When I heard President Obama discuss his executive order on immigration, I thought of my grandmother.
Growing up, I did not know that my father’s mother was undocumented. I did not understand that her place in my life was tenuous or ever in jeopardy.
My father was born in the United States, and so were his two brothers. She was all my father and his brothers had against the cruel Iowa winters, against homelessness, against the entire world.
Her husband, their father, died when their three boys were still young. She raised them by herself, and sent two sons off to serve in the U.S. military.
I would have moved heaven and earth for my grandmother. I would have never let the authorities take her away from me and my family.
Fortunately, she was granted citizenship in 1986 when President Reagan signed the Immigration Reform and Control Act that year. But too many people like my grandmother have been deported from the United States, and Obama has deported more people than any previous president before him.

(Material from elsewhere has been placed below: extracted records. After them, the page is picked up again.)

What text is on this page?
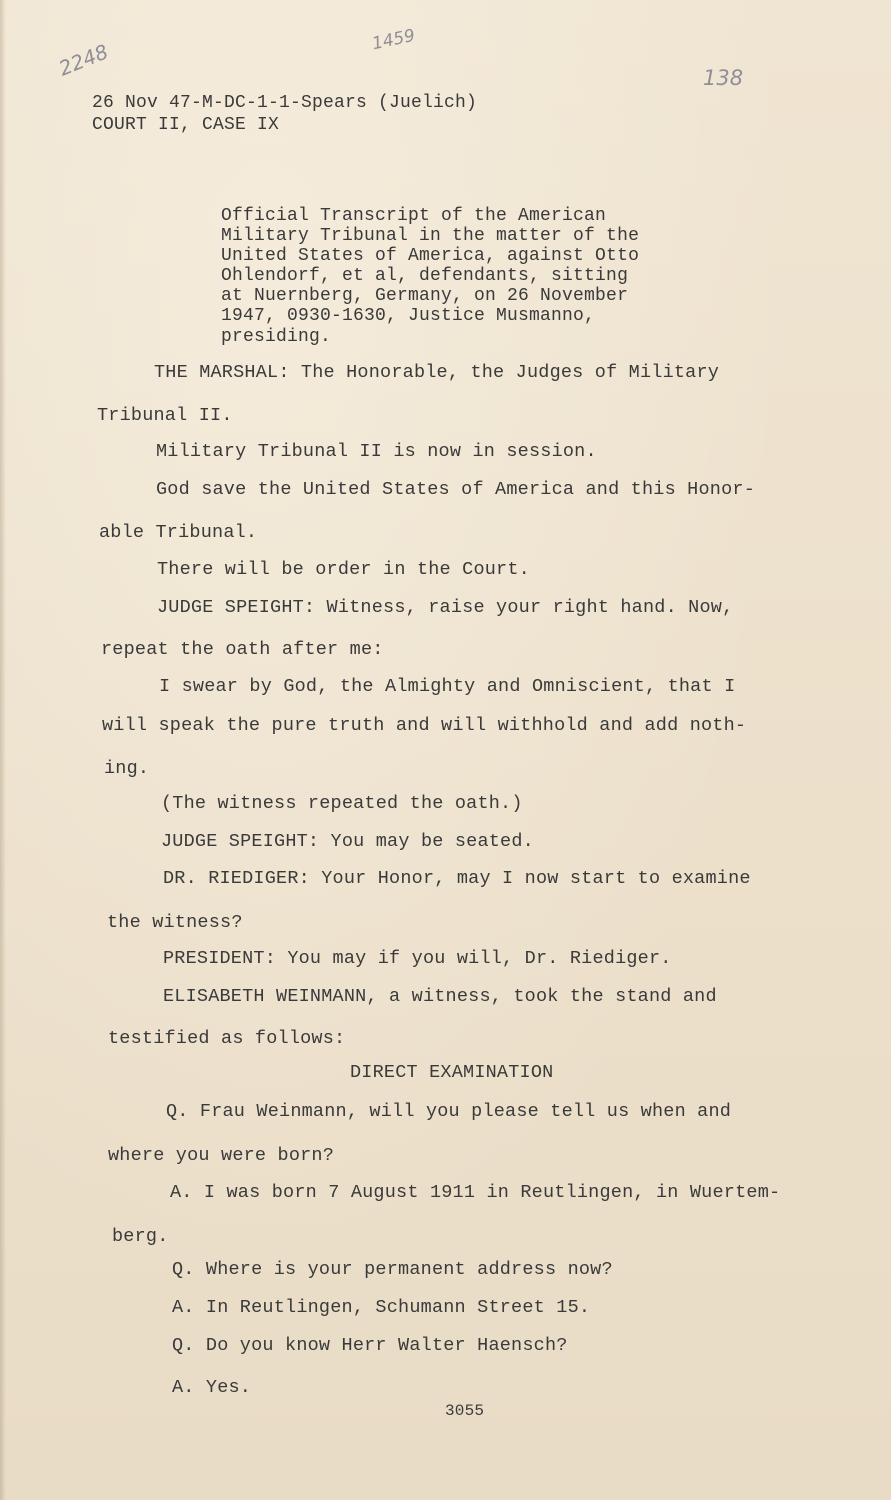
2248	1459
138
26 Nov 47-M-DC-1-1-Spears (Juelich)
COURT II, CASE IX
Official Transcript of the American
Military Tribunal in the matter of the
United States of America, against Otto
Ohlendorf, et al, defendants, sitting
at Nuernberg, Germany, on 26 November
1947, 0930-1630, Justice Musmanno,
presiding.
THE MARSHAL: The Honorable, the Judges of Military
Tribunal II.
Military Tribunal II is now in session.
God save the United States of America and this Honor-
able Tribunal.
There will be order in the Court.
JUDGE SPEIGHT: Witness, raise your right hand. Now,
repeat the oath after me:
I swear by God, the Almighty and Omniscient, that I
will speak the pure truth and will withhold and add noth-
ing.
(The witness repeated the oath.)
JUDGE SPEIGHT: You may be seated.
DR. RIEDIGER: Your Honor, may I now start to examine
the witness?
PRESIDENT: You may if you will, Dr. Riediger.
ELISABETH WEINMANN, a witness, took the stand and
testified as follows:
DIRECT EXAMINATION
Q. Frau Weinmann, will you please tell us when and
where you were born?
A. I was born 7 August 1911 in Reutlingen, in Wuertem-
berg.
Q. Where is your permanent address now?
A. In Reutlingen, Schumann Street 15.
Q. Do you know Herr Walter Haensch?
A. Yes.
3055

He’s moving in the right direction now, though, with his executive order, which will allow parents who are here without documentation to stay if their children are U.S. citizens. Such an order would have helped my grandmother, and it will help about 5 million people living in the shadows.
Imagine if you lived your life in daily fear that the people you love most in the world could be deported. They leave for a 20-minute errand, and that’s it. They’re gone. Your father, your mother, your grandfather or your grandmother––snatched up and taken away, torn apart from you and the rest of your family.
No one should have to live with that kind of fear.
We should give people credit for working here, living here, for taking care of their families and for being members of our community without receiving any benefits. And we should go further than Obama and give these people a clear path to citizenship––a path that doesn’t take years and years to complete.
In honor of my grandmother, I ask you to see the humanity of the people who are here working hard and taking care of their families.
They should not be torn apart from the ones they love and care for. And they deserve a chance to be citizens.